Which of the following statements is/are correct?

• A. The electronic configuration of $F{e}^{2+}$ is (atomic number = 26) is $\left[Ar\right]3d^6$
• B. According to Pauli's exclusion principle, the maximum number of electrons in an orbital cannot exceed 2
• C. In Vanadium atom, 12 electrons can have a spin of $+\frac{1}{2}$ and the other 11 electrons can have a spin of $-\frac{1}{2}$ (Z = 23)
• D. All of the above

Answer 1

The correct option is D All of the above

Electronic configuration of Fe is $\left[Ar\right]3d^{6}4s^2$ and that of $F{e}^{2+}$ is $\left[Ar\right]3d^{6}4s^0$.
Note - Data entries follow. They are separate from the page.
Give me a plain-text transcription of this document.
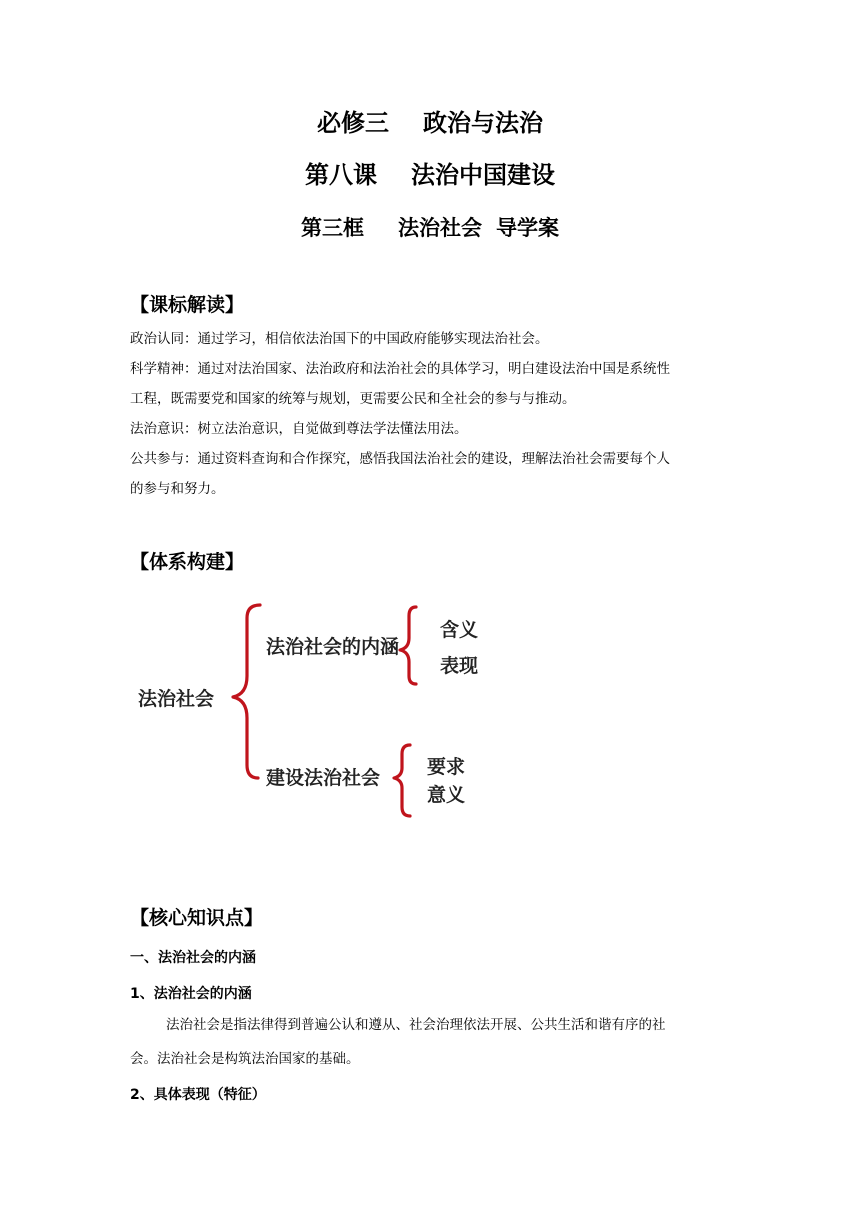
必修三 政治与法治
第八课 法治中国建设
第三框 法治社会 导学案
【课标解读】
政治认同：通过学习，相信依法治国下的中国政府能够实现法治社会。
科学精神：通过对法治国家、法治政府和法治社会的具体学习，明白建设法治中国是系统性
工程，既需要党和国家的统筹与规划，更需要公民和全社会的参与与推动。
法治意识：树立法治意识，自觉做到尊法学法懂法用法。
公共参与：通过资料查询和合作探究，感悟我国法治社会的建设，理解法治社会需要每个人
的参与和努力。
【体系构建】
法治社会
法治社会的内涵
含义
表现
建设法治社会 要求
意义
【核心知识点】
一、法治社会的内涵
1、法治社会的内涵
法治社会是指法律得到普遍公认和遵从、社会治理依法开展、公共生活和谐有序的社
会。法治社会是构筑法治国家的基础。
2、具体表现（特征）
According Pauli's exclusion principle, no two electrons can have all the four quantum number same. Hence, statement 3 is correct.
Only two electrons can exist in a orbital with opposite spin which limit maximum number of electrons to 2.

Vanadium has an atomic number of 23 hence it will have 23 electrons. So the spin quantum number can be either clockwise or anticlockwise. Therefore it will have 12 electrons of same spin (clockwise) and 11 electrons of other spin (anti-clockwise) or vice -versa.